Opiniones

José Antonio Calvo

Las Cortes de Cádiz El 24 de septiembre de 1810 también cayó en lunes. Los problemas cotidianos que hoy llevamos en la cabeza, como la reciente vuelta “al cole”de nuestros hijos, la orientación de nuestra actividad profesional hacia la temporada otoñal, los que tenemos la suerte de trabajar, claro; la honda preocupación por el empleo de los que no lo tienen; la incertidumbre que nos crea la política...

Todos esos problemas parecerían nimiedades a nuestros antepasados que, en aquella fecha, llevaban ya dos años partiéndose la cara  contra el invasor francés.

Desde el levantamiento de Madrid, nuestros tatarabuelos habían repartido estopa a base de bien, casi siempre en forma de partidas guerrilleras que, a navaja y trabucazo, golpeaban con fiereza las columnas de la todopoderosa Grande Armée, el equivalente al ejército de los USA de aquellos tiempos, para luego desaparecer por los pinares. La defensa civil urbana corría, en no pocas ocasiones, a cargo de nuestras tatarabuelas, que se las pintaban solas rompiendo cráneos con cazuelas, o clavando agujas de hacer punto en la barriga del soldado que las estaba violando. Poco a poco, la resistencia española se había ido organizando en Juntas Locales de Defensa, al principio descoordinadas y actuando a su aire, hasta que, tras la derrota francesa de Bailén, acertaron a crear una Junta Central Suprema. Ésta asumió labores de coordinación militar y llenó el vacío político que la guerra había dejado, comprometiéndose, como primera medida, a preparar la convocatoria de una Cortes Generales Constituyentes, rompiendo con la ley por la cual sólo podía convocarlas el Rey. Así, tal día como hoy, hace 202 años, se reunieron las primera Cortes Extraordinarias en la Isla de León, actual San Fernando (Cádiz), sitiada por los franceses. Allí se promulgaron normas de convi-vencia nuevas y maravillosas, como los Decretos de Soberanía Nacional, soberanía que, desde entonces y para siempre, recaería en la Nación y no en el Rey. Allí se escribió una de las definiciones de España más hermosa y sencilla que conozco: “La Nación Española es la reunión de los españoles de ambos hemisferios”. Sin más. Allí se redactaron los primeros Decretos de Igualdad, los de Libertad de Imprenta y los de División de Poderes.

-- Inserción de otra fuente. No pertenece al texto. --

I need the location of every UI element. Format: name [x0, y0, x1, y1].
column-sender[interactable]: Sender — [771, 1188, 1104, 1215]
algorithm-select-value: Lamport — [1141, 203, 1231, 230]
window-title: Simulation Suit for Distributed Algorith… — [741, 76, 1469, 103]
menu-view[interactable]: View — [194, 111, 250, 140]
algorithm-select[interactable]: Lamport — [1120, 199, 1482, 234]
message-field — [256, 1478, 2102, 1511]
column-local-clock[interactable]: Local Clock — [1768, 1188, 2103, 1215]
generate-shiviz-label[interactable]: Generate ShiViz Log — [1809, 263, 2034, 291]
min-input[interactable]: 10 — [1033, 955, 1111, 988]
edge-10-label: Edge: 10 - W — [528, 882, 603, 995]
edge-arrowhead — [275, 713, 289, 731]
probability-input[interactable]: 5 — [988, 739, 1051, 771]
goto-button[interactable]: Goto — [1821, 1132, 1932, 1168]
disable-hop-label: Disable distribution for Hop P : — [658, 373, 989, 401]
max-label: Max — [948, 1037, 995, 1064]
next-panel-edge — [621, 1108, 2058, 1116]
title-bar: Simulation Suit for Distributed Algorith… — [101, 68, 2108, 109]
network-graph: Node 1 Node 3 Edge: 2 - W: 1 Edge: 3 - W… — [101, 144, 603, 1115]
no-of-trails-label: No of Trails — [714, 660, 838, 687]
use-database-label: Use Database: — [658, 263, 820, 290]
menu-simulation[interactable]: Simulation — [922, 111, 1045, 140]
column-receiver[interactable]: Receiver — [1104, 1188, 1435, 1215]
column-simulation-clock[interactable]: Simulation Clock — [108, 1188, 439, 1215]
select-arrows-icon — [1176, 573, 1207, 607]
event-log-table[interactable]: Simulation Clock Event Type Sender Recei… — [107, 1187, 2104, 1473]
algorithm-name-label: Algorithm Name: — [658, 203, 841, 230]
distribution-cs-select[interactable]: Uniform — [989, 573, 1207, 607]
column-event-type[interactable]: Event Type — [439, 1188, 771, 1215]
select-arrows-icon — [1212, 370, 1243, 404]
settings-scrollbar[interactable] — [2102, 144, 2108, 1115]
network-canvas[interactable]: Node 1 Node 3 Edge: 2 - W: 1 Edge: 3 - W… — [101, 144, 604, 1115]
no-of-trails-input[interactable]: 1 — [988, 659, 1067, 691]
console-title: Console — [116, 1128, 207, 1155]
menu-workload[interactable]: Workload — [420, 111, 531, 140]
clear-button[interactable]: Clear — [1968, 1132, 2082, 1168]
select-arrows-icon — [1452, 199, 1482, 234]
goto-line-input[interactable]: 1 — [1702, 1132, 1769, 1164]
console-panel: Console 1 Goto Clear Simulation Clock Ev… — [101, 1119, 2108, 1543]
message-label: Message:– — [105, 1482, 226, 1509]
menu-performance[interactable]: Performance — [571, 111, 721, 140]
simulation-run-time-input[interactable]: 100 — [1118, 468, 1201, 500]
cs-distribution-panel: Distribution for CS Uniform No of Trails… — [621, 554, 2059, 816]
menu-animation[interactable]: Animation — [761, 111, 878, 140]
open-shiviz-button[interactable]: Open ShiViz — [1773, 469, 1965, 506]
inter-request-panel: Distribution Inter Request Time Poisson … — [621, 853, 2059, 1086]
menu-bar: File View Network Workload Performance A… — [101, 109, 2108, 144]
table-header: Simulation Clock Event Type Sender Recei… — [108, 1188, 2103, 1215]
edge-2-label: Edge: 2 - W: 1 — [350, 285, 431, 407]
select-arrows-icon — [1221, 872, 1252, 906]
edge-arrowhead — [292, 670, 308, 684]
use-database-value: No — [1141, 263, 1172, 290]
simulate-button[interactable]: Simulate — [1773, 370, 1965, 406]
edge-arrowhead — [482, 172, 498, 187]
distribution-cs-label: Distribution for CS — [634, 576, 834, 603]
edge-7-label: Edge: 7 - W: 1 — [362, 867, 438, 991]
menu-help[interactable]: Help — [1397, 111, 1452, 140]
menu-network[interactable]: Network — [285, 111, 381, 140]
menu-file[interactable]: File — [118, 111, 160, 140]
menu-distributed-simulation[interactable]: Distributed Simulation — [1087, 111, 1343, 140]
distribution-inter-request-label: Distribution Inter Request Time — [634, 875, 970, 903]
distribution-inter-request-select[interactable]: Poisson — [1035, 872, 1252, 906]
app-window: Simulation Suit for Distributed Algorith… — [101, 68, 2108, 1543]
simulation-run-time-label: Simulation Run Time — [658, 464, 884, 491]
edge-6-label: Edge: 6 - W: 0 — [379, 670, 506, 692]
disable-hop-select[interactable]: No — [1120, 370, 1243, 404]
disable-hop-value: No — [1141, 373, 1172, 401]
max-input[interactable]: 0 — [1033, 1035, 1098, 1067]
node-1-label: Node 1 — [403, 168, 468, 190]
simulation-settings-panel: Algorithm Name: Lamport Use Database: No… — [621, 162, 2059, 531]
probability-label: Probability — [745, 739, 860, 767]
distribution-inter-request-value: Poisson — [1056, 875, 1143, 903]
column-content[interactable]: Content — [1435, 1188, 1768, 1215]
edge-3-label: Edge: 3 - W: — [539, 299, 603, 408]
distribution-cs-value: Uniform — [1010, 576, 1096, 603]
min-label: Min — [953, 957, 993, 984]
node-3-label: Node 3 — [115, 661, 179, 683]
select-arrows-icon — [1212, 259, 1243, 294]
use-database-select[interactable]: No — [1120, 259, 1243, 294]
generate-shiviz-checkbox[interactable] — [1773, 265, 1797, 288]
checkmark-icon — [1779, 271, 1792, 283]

Los debates se desarrollaron en pleno asedio de Cádiz, una ciudad bombardeada de día y de noche, abarrotada con refugiados de toda España y bajo una horrorosa epidemia de fiebre amarilla. El heroísmo de los defensores que protegían la ciudad y las reuniones de las Cortes se estudia en las Academias Militares de todo el mundo. Todo ello sentaría las bases de un Estado Español Democrático y de Derecho,  que acababa de una vez con el Antiguo Régimen y que desembocaría en la Constitución de Cádiz de 1812, llamada “la Pepa”, por haberse promulgado el día de San José. Estos decretos sirvieron como modelo de la mayoría de  Constituciones europeas posteriores.

Qué gusto me da dar a conocer estas historias y qué pena siento cuando pienso que los españoles parece que sólo sabemos unir nuestras manos cuando desde fuera se nos machaca. En cuanto nos sacudimos de encima a invasores romanos, moros o franceses, parece que nos entra el aburrimiento y nos entretiene meter el dedo en el ojo del vecino. “Asín semos” de burros, una lástima.

Por cierto: El primer presidente de aquellas Cortes Españolas, elegido el día que hoy recordamos, fue  Don Ramón Lázaro de Dou y de Bassols, catalán como podrán suponer por sus apellidos.

También fueron presidentes otros catalanes, como  Noguera Climent y Creus Martí; mallorquines como Nadal Crespí; vascos como Larrazábal,  Jáuregui y Zumalacárregui; incluso diputados de las colonias, como el mexicano Guiridi y Alcocer... Así que no me vengan con lo de la España opresora y lo de Cataluña y Vascongadas históricamente oprimidas e ignoradas. Se lo pueden contar a los del “asín semos”, que igual se lo creen.